The methods of clean energy cost compensation feature advances to be followed by a new on-going CES. Several new payments are proposed to be created featuring the CES, the LIS, the SIFS and the essential medical equipment payment. The methods of calculating the various advances and CESs between different payment recipients are complicated but also consistent with existing methods.
The Government claims the anticipated impact on prices by the clean energy changes will be 0.7 per cent but proposes compensation arrangements featuring increases or advances of 1.7 per cent. Some of this is the passing on of revenue gained from the clean energy changes.61
The proposed CES is an added complication to the payment rates of income support, income supplement and compensation payments provided under the SSA, the VEA and the MRCA. Many would take the view that, given how complex current welfare assistance arrangements currently are, any extra complication is not desirable.

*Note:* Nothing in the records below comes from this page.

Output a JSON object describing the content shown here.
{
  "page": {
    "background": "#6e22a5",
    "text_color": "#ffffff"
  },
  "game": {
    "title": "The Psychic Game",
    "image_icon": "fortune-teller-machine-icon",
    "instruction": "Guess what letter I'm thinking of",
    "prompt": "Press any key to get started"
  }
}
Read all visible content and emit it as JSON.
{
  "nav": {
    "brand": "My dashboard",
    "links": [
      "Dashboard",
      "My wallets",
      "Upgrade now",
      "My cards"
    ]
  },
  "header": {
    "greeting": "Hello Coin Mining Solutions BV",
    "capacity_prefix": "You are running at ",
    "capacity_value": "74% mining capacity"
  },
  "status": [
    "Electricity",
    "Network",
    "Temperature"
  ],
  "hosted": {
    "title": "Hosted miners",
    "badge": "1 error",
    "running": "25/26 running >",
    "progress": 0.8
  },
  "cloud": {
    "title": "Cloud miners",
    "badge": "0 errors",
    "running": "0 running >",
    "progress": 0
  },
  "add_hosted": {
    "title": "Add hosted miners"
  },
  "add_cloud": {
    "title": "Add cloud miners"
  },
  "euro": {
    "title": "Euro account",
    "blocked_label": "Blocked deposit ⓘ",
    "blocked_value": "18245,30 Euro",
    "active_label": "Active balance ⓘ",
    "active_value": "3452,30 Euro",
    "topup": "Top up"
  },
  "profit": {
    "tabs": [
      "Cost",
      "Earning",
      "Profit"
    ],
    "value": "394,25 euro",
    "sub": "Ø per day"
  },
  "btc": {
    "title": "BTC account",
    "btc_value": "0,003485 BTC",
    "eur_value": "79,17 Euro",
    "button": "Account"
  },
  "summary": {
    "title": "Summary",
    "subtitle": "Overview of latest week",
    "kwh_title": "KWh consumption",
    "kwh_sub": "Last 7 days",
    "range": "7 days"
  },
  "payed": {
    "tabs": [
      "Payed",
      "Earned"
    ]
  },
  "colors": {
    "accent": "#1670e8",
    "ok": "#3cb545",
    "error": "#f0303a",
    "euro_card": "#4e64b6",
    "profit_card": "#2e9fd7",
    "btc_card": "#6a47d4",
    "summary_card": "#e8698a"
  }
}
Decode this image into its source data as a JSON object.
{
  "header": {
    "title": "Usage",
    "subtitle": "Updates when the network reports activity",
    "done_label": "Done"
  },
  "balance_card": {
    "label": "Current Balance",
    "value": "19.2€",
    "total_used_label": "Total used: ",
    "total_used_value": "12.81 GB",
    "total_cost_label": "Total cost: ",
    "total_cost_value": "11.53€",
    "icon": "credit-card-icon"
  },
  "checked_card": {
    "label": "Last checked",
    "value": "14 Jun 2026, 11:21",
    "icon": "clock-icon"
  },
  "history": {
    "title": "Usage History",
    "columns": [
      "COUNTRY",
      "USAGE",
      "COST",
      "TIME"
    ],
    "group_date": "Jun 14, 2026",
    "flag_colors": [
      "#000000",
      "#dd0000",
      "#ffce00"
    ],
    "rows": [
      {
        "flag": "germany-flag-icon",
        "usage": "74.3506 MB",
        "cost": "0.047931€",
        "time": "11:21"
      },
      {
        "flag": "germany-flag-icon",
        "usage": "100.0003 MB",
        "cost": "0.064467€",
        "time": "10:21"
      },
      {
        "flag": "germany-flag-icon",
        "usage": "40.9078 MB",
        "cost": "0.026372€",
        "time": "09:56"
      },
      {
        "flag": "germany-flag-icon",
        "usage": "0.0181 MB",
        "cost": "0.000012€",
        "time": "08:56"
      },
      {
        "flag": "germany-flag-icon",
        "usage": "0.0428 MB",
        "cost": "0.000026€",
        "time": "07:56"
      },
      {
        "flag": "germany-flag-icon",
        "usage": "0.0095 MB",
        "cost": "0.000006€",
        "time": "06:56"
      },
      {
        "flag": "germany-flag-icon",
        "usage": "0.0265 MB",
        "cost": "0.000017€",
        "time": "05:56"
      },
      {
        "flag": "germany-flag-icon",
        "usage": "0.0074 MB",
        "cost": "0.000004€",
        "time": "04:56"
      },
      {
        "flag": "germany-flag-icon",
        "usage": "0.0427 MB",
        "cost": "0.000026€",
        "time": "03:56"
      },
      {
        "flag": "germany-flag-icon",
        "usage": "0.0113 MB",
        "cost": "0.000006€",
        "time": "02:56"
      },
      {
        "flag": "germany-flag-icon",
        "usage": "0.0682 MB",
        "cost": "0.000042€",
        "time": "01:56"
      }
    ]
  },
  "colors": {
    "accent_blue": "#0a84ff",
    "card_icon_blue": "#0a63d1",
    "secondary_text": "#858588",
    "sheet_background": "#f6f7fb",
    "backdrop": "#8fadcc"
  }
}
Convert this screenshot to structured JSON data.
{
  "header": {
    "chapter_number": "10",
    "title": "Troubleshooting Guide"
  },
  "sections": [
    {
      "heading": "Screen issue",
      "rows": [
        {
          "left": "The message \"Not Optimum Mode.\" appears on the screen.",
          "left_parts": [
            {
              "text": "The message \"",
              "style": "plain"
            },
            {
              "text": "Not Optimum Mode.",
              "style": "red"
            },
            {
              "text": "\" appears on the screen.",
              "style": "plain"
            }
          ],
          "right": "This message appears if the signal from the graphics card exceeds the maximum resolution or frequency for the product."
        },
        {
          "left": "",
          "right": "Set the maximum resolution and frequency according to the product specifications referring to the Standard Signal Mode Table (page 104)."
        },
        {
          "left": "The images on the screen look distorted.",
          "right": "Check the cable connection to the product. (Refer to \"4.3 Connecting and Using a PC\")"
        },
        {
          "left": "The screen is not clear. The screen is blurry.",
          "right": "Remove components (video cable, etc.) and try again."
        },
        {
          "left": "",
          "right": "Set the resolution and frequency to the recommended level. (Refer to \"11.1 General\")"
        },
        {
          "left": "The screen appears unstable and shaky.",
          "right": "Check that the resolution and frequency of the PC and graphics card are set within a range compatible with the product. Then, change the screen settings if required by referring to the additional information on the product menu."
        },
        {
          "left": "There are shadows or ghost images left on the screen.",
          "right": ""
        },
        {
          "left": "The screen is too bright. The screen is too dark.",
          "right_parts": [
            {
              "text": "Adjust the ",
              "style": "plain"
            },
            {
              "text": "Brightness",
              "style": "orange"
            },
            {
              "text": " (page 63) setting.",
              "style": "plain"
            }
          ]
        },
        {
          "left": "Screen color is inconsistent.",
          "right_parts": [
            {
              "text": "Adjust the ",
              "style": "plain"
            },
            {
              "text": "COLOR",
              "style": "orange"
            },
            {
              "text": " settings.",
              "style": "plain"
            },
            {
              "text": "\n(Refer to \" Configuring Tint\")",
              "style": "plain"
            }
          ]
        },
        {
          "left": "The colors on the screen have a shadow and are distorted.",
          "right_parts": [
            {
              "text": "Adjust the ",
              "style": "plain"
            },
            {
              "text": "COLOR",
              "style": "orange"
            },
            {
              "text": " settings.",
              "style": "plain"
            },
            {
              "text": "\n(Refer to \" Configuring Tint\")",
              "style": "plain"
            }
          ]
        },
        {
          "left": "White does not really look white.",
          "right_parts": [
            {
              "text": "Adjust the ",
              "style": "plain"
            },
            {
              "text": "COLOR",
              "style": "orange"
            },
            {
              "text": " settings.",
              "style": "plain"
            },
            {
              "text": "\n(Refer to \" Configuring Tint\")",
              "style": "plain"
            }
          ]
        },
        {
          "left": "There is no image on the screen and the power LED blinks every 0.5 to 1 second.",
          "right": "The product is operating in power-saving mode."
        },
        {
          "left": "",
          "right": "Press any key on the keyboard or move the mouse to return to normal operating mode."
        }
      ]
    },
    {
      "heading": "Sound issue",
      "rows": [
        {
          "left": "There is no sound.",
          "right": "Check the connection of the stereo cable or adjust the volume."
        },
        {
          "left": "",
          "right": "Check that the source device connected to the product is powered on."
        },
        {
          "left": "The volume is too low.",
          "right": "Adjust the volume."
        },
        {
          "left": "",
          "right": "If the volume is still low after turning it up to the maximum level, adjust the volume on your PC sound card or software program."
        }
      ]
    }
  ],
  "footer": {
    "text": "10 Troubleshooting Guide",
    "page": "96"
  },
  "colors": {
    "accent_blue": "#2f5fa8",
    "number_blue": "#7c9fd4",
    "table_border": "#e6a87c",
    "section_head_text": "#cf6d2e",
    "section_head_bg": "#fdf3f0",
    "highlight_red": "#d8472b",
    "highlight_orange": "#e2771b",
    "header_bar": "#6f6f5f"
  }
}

It is, however, likely that the Government has taken this approach in order to restrict the indexation of the carbon price compensation to merely the CPI, and not to other indexation measures like the PBLCI and/or the MTAWE.
Another possible explanation is that the Government regarded the creation of a separate CES payment as a more visible form of compensation than would have been the case if it had been simply incorporated into existing welfare payments.
61. J Macklin, ‘Second reading speech: Clean Energy (Household Assistance Amendments) Bill 2011’, op. cit.